Campesinos marchan por solución al conflicto agrario

TEGUCIGALPA.– Decenas de labriegos de varias organizaciones campesinas marcharon por la capital para exigir un acuerdo definitivo sobre el conflicto agrario que se vive en el Bajo Aguán y otras zonas del país.

Los campesinos aseguraron que si no hay una pronta solución al problema agrario, emprenderán algunas medidas de presión en el Bajo Aguán.

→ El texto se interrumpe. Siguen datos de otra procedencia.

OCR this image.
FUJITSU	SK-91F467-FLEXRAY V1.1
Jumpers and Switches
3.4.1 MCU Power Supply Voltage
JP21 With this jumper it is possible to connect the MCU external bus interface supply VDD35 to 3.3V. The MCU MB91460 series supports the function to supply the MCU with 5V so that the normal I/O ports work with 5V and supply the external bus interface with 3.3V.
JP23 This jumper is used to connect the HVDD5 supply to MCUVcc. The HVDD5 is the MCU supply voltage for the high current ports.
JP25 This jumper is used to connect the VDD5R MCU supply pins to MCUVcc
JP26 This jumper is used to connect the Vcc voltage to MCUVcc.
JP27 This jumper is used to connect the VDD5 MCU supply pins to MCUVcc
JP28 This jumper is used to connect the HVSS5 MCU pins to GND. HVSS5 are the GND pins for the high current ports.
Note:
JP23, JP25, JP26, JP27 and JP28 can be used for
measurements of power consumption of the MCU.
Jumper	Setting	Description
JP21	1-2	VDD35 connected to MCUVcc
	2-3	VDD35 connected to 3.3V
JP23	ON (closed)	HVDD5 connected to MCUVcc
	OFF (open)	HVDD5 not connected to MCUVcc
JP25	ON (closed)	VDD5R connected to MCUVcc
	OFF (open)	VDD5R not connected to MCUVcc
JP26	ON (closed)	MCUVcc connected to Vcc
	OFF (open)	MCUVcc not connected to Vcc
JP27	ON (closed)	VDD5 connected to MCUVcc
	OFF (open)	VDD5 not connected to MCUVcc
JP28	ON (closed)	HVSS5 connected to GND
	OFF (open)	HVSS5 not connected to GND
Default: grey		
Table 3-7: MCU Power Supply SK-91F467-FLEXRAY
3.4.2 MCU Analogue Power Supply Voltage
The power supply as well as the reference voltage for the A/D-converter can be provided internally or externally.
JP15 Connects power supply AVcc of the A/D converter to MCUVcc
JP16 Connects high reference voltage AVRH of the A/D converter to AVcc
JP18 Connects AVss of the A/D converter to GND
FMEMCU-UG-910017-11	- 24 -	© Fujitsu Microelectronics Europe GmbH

La movilización comenzó a las 10:00 de la mañana en la Universidad Pedagógica Nacional Francisco Morazán (UPNFM), de Tegucigalpa, trasladándose a las cercanías de Casa de Gobierno hasta culminar en los bajos del Congreso Nacional donde exigieron la aprobación de una nueva ley de reforma agraria.

“Tierra sí, violencia no”, “sin reforma agraria no hay seguridad alimentaria”, decían alguna de las pancartas que sobresalían entre la cantidad de agricultores que viajaron de varios departamentos del país para manifestarse.

El miembro de la Asociación Nacional de Campesinos de Honduras (Anach), Eugenio Herrera, manifestó que en el campo no pueden trabajar debido a que si los miran con sombrero los quieren matar y prefieren no salir de sus casas.

DERECHOS HUMANOS

Por su lado, el coordinador de Vía Campesina en Honduras, Rafael Alegría, exigió mayor presencia de las instituciones defensoras de los Derechos Humanos en el Bajo Aguán y así deducir responsabilidades.

“Exigimos que se paren los asesinatos en el Bajo Aguán y que la señora Ana Pineda y Sandra Ponce como defensoras de los Derechos Humanos se movilicen a esas zonas y conozcan las realidades que viven los compañeros campesinos”.

Además demandaron que se entreguen las hectáreas de tierras a los trabajadores del campo y que los empresarios se queden con las industrias “porque la tierra en las últimas décadas se ha concentrado en unas pocas manos”.

En los próximos días presentarán ante el Congreso Nacional un anteproyecto de Ley de reforma agraria que contemple acceso a la tierra, preservación de los recursos naturales, asistencia técnica, sistemas de comercialización y una transformación agraria, porque hay unos 520 mil campesinos que no tienen una parcela para trabajar.

Alegría apuntó que es urgente un desarme general en todo el Bajo Aguán, para evitar los enfrentamientos y si no se toman soluciones las medidas de presión se harán sentir en Colón. (YB).